Unexpected Passion Migrations
Google celebrates today the 384th birthday of Antonie van Leeuwenhoek. I wanted to know more about him and found out that he was Dutch being a tradesman and scientists. He is commonly known as "the Father of Microbiology", and considered to be the first microbiologist, according to Wikipedia.
I pondered because this is unusual mix of jobs. More stunning is that this gentleman started his career in trading in which his family was experienced. He had no formal education in science and yet he became the first microbiologist. Is that easy to achieve? What would make him get distracted from what he knew well to a science field hat he knew very little about?
We are not talking about ordinary achievements that many scientists brag about. More we are talking about pioneering works that disrupted our thinking positively for generations. It was he who discovered bacteria, free-living and parasitic microscopic protists, sperm cells, blood cells, microscopic nematodes and rotifers, and much more. His researches, which were widely circulated, opened up an entire world of microscopic life to the awareness of scientists. Luckily, he revealed his passion by this glorious quote " . . . my work, which I've done for a long time, was not pursued in order to gain the praise I now enjoy, but chiefly from a craving after knowledge, which I notice resides in me more than in most other men. And therewithal, whenever I found out anything remarkable, I have thought it my duty to put down my discovery on paper, so that all ingenious people might be informed thereof". Antony van Leeuwenhoek. Letter of June 12, 1716
As strange as it may be van Leeuwenhoek benefited from a book that was published earlier on microscopy by Robert Hooke. This man had a architecture background, but his passion for innovative research made him rich. However; his thirst for more recognition for his works from his colleagues led him to tensioned relationships, which eventually got him sick. I mentioned recently that this gentleman was the first to show that cork and other materials are formed of cells.

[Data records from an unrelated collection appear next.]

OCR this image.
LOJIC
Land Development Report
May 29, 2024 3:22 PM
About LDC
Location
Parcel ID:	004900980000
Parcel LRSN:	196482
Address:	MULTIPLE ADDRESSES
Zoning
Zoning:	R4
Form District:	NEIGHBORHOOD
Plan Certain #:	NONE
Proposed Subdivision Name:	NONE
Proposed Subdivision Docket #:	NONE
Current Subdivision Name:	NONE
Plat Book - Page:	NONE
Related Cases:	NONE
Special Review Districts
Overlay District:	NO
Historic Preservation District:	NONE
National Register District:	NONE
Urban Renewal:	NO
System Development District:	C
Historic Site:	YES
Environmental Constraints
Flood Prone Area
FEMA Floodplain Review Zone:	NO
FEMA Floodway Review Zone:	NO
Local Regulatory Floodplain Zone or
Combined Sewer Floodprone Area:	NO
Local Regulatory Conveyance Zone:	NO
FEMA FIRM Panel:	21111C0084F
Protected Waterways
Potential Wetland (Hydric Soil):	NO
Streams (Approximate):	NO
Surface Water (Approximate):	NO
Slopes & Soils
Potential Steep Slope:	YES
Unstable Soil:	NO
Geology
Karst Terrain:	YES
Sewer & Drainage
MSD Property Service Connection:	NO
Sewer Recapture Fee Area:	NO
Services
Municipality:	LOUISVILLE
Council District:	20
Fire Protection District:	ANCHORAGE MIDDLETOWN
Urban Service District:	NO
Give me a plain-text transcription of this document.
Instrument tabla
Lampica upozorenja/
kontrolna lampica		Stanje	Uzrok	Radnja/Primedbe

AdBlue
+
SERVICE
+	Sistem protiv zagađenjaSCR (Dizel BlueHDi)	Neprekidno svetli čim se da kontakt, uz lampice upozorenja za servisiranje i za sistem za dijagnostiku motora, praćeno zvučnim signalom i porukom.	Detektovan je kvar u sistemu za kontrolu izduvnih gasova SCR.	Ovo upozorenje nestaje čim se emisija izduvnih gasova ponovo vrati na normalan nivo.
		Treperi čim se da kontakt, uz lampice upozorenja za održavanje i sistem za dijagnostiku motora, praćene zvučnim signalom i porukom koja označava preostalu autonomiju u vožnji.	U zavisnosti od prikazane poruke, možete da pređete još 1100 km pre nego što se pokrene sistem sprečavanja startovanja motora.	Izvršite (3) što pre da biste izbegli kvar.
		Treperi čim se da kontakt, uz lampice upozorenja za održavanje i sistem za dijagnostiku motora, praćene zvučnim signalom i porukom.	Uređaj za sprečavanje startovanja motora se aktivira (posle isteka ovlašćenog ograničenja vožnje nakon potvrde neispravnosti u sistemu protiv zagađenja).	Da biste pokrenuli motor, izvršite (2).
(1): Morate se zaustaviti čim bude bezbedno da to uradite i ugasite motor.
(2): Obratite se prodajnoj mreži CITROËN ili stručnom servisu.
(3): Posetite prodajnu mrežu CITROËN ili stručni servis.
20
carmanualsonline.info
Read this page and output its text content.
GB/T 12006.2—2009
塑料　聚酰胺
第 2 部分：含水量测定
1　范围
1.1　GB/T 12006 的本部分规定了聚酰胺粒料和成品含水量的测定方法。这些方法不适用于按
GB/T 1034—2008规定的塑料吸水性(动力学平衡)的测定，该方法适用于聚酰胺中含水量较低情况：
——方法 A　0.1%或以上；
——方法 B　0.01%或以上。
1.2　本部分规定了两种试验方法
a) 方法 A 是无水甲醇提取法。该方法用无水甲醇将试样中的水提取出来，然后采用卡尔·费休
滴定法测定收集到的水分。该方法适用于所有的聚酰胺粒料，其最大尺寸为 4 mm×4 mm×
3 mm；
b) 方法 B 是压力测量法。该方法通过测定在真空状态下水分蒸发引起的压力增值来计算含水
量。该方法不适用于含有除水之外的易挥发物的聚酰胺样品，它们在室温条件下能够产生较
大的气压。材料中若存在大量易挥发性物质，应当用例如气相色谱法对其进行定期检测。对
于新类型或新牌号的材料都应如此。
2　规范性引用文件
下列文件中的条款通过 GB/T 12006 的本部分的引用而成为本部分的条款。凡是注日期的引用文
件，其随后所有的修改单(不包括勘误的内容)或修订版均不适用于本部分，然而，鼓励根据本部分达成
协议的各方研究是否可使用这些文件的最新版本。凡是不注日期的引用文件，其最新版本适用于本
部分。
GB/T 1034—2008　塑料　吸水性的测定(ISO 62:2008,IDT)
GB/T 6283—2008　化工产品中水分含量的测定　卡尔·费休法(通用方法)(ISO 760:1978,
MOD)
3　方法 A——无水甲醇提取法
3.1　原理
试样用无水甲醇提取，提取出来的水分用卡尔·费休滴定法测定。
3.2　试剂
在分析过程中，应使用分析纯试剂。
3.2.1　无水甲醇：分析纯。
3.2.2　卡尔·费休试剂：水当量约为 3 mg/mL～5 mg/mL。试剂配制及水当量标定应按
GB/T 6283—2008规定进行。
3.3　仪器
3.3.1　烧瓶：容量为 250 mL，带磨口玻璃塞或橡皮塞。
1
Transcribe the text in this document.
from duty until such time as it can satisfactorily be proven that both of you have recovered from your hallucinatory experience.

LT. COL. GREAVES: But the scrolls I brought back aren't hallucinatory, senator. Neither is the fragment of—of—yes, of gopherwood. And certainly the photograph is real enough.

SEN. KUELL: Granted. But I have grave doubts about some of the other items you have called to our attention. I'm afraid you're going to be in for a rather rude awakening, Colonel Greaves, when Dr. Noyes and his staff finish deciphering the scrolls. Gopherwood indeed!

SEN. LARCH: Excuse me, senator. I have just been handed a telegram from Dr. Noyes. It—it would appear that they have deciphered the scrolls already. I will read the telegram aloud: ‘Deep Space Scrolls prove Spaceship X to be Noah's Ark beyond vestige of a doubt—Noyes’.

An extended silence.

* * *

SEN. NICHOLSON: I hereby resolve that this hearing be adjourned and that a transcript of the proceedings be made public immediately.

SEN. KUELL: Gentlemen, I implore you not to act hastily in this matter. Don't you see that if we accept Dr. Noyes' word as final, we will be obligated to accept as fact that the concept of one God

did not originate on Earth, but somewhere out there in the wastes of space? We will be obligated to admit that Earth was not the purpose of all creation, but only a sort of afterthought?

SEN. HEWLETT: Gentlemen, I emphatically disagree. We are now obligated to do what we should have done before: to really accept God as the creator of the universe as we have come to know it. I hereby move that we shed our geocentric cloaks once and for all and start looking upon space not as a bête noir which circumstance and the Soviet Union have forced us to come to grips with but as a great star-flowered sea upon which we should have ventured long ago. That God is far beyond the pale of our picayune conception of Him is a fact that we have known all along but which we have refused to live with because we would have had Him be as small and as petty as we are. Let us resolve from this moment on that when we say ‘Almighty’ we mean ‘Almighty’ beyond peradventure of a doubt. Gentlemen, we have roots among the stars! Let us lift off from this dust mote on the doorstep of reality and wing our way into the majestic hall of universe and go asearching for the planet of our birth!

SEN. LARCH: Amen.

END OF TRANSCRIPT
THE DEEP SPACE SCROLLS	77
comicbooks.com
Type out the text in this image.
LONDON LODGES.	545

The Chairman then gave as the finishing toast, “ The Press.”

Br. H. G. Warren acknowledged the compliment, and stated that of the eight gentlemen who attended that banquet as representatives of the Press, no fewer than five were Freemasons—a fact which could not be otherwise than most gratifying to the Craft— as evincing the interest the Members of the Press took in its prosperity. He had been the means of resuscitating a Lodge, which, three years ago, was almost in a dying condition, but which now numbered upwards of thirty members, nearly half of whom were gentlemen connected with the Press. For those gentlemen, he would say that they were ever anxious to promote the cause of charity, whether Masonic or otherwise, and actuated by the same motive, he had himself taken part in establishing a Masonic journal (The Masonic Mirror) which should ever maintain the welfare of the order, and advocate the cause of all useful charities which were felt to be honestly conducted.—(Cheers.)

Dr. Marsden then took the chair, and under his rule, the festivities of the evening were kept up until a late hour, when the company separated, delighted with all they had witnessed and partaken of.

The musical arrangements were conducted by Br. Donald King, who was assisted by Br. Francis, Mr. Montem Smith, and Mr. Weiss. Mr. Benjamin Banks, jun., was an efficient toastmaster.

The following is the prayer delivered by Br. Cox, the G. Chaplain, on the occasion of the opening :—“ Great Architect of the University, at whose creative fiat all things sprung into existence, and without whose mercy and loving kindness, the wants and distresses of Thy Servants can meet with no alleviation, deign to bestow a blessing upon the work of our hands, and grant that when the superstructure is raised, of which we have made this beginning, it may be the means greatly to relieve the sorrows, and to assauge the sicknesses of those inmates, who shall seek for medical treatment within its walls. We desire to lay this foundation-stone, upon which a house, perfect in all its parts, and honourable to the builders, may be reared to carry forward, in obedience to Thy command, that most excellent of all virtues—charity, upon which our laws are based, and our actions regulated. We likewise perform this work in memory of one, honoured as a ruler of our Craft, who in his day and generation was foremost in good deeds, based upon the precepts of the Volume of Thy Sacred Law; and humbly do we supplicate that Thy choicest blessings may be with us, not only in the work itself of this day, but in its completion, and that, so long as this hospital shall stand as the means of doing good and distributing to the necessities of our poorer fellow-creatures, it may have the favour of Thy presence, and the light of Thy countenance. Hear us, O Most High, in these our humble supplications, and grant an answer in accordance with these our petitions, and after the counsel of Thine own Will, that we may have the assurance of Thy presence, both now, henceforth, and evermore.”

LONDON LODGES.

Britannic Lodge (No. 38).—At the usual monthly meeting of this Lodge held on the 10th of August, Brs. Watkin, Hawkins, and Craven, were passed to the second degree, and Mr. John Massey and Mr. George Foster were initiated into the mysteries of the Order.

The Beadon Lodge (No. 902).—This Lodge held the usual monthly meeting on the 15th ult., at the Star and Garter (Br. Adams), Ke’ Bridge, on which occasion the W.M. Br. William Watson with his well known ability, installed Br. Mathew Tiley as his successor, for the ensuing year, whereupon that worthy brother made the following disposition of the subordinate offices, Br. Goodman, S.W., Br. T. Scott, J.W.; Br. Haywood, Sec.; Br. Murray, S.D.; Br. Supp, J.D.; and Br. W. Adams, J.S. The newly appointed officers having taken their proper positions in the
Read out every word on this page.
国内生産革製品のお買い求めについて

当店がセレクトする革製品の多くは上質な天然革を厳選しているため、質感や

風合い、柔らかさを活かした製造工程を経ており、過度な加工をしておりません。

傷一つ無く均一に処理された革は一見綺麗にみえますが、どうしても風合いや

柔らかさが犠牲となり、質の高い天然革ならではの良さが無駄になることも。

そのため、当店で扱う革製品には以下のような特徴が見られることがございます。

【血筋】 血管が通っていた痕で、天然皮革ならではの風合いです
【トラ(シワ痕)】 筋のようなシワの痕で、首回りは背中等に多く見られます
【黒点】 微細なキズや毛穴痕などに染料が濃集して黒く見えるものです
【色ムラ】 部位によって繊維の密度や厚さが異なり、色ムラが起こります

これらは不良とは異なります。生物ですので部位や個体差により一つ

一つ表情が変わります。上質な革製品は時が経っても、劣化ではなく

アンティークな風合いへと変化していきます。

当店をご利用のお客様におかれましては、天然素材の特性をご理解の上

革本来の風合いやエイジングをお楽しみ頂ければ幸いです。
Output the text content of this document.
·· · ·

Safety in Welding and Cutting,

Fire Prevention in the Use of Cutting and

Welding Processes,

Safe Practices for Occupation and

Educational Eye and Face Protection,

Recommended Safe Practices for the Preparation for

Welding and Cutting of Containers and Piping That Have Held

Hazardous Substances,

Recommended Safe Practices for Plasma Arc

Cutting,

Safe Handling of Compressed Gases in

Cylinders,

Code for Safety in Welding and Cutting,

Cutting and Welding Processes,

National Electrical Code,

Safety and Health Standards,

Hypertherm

A new and challenging conflicts are ready for storytellers.
Human resources are trying to
find today T-Shaped candidates who know one subject very well and a host of
others as well making the top of the T. Where is the passion? Robert Hooke and Antony van Leeuwenhoek created more exciting
jobs than thousands of business people or scientists combined. The migration
away from what we are passionate for to what pays more is deadlocked. It is not
going to create enough jobs; and only for the lucky few.
Jobs emerge when people do what they have passion for and not that what pays more.